Acusado de incêndio culposo, Dong recebeu uma sentença de morte com indulto e passou 17 anos na prisão. Nesse período, seu pai morreu e a esposa pediu divórcio. Seu filho tinha apenas 3 anos quando o prenderam.

O brutal massacre de milhares de cidadãos e estudantes em Pequim chocou o mundo. Para os chineses, significou o fim da esperança de mais liberdade de expressão e de direitos civis.

A fim de proteger o filho de uma possível represália do governo por causa de seu passado, Dong preferiu que ele continuasse a pensar que havia sido um criminoso comum, detido pelas autoridades policiais.
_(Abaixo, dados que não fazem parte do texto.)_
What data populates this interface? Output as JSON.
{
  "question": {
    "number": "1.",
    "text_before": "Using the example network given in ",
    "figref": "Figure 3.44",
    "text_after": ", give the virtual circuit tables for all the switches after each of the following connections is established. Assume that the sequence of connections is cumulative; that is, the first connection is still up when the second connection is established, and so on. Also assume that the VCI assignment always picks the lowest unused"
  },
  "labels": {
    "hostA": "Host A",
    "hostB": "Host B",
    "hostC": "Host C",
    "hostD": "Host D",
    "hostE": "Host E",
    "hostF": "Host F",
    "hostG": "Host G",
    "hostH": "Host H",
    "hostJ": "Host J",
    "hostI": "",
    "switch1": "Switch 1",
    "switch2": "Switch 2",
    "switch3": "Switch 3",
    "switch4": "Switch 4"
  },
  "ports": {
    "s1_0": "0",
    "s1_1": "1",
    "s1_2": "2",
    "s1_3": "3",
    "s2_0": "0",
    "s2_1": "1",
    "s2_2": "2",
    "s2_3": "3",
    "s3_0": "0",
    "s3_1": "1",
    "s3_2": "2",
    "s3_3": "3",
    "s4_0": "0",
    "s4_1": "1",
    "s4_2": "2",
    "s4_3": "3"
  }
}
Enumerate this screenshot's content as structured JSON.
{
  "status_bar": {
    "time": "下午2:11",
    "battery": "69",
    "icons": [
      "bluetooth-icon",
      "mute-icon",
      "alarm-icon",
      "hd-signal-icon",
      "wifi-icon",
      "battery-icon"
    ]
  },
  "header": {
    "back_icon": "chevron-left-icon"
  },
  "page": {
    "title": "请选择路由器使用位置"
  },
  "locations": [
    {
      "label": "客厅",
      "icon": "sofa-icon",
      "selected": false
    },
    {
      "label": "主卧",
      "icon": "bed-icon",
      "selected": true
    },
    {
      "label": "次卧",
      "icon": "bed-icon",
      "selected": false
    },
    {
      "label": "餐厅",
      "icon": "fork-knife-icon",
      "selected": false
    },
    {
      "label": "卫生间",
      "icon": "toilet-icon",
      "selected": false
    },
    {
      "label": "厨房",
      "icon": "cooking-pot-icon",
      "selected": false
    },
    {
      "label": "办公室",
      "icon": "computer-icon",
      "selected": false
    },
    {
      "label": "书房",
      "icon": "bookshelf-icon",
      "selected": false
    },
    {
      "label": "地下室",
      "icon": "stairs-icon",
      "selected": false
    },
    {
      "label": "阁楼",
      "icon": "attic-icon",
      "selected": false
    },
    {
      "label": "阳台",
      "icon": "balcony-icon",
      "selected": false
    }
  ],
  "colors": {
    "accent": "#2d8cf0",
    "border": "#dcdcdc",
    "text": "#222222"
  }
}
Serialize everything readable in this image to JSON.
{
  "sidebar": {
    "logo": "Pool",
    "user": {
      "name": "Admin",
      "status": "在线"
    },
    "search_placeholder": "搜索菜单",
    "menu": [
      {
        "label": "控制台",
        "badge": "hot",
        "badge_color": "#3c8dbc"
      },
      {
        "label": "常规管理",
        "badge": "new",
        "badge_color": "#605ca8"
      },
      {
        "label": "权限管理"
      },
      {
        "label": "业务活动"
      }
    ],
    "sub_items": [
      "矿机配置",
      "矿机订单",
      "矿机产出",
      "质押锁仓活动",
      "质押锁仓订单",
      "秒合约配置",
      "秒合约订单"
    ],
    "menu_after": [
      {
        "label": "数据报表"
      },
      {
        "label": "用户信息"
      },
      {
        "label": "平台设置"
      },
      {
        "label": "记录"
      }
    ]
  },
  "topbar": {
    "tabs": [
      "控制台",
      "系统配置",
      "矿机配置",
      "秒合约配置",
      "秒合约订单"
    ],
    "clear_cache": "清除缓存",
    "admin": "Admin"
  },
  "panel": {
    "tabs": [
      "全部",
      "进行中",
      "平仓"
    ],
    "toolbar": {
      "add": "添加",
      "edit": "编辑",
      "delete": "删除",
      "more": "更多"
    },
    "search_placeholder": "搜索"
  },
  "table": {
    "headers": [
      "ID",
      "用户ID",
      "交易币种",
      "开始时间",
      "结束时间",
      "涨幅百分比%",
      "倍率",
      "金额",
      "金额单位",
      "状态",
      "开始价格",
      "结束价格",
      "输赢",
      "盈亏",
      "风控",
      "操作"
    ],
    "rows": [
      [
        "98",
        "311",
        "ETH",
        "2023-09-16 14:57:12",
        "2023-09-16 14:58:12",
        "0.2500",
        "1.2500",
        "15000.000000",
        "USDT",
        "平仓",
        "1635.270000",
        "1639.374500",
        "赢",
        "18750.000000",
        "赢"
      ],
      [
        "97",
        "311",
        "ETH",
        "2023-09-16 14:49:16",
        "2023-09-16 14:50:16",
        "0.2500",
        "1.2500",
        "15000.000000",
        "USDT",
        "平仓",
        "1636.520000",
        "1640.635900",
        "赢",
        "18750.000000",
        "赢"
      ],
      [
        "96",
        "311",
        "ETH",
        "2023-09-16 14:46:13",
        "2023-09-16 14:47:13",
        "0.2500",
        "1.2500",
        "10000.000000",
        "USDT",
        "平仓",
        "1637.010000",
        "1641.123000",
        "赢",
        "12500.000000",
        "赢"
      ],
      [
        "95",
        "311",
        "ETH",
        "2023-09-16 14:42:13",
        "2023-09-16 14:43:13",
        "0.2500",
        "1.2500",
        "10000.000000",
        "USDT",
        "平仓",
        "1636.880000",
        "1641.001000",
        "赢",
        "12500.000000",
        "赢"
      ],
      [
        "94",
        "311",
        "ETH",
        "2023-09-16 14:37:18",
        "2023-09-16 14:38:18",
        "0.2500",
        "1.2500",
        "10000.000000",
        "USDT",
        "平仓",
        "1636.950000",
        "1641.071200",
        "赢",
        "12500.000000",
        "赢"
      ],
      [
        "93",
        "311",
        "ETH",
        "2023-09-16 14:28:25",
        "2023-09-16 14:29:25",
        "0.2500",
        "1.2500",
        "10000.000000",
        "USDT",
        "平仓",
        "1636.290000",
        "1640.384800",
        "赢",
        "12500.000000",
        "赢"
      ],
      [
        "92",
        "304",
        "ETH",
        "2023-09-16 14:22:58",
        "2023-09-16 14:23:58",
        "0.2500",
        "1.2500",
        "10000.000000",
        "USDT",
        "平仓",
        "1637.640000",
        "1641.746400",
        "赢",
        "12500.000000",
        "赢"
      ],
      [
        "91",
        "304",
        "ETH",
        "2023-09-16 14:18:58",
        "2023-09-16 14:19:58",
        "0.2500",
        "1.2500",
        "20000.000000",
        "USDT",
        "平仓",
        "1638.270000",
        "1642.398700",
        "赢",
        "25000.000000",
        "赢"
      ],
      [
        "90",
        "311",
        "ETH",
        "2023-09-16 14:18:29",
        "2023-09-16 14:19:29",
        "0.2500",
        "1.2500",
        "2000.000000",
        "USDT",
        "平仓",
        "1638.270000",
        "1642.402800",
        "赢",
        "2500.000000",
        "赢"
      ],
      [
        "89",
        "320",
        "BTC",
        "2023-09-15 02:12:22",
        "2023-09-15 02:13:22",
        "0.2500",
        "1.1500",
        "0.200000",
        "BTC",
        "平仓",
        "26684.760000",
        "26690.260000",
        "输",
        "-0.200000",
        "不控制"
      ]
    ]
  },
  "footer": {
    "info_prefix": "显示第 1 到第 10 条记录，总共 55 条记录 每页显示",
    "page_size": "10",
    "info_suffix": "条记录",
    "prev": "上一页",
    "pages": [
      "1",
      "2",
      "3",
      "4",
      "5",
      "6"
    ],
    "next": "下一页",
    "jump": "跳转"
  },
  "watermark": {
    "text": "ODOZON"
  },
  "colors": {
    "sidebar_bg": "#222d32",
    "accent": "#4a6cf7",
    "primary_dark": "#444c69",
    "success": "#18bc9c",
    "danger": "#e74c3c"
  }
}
Outros antigos presos políticos também não comentam o que aconteceu no dia 4 de junho de 1989 com os filhos por medo de colocá-los em risco.

Fang Zheng, de 53 anos, disse que não culpa Dong e outros ex-ativistas pelo silêncio em torno do massacre. Fang, que perdeu as pernas no confronto com a polícia e o exército, responsabiliza o Partido Comunista pela morte brutal de milhares de pessoas.

“O Partido Comunista criou uma geração que desconhece os acontecimentos da praça da Paz Celestial. Os livros didáticos não mencionam o evento e não existem informações nos sites censurados da internet sobre o dia 4 de junho”, observou Dong.

A repressão violenta ocorreu após semanas de protestos de cidadãos descontentes com o regime autoritário do governo chinês na praça da Paz Celestial, uma grande praça situada em frente à Cidade Proibida e ao Grande Salão do Povo – sede do legislativo chinês.

Depois de um debate acalorado entre os líderes do Partido Comunista, a opinião dos membros mais conservadores prevaleceu e os militares receberam ordens para atacar os manifestantes.

“Eu vi quando alguns estudantes tentaram subir o muro ao redor da praça para fugir e um tanque os esmagou até a morte”, disse Dong.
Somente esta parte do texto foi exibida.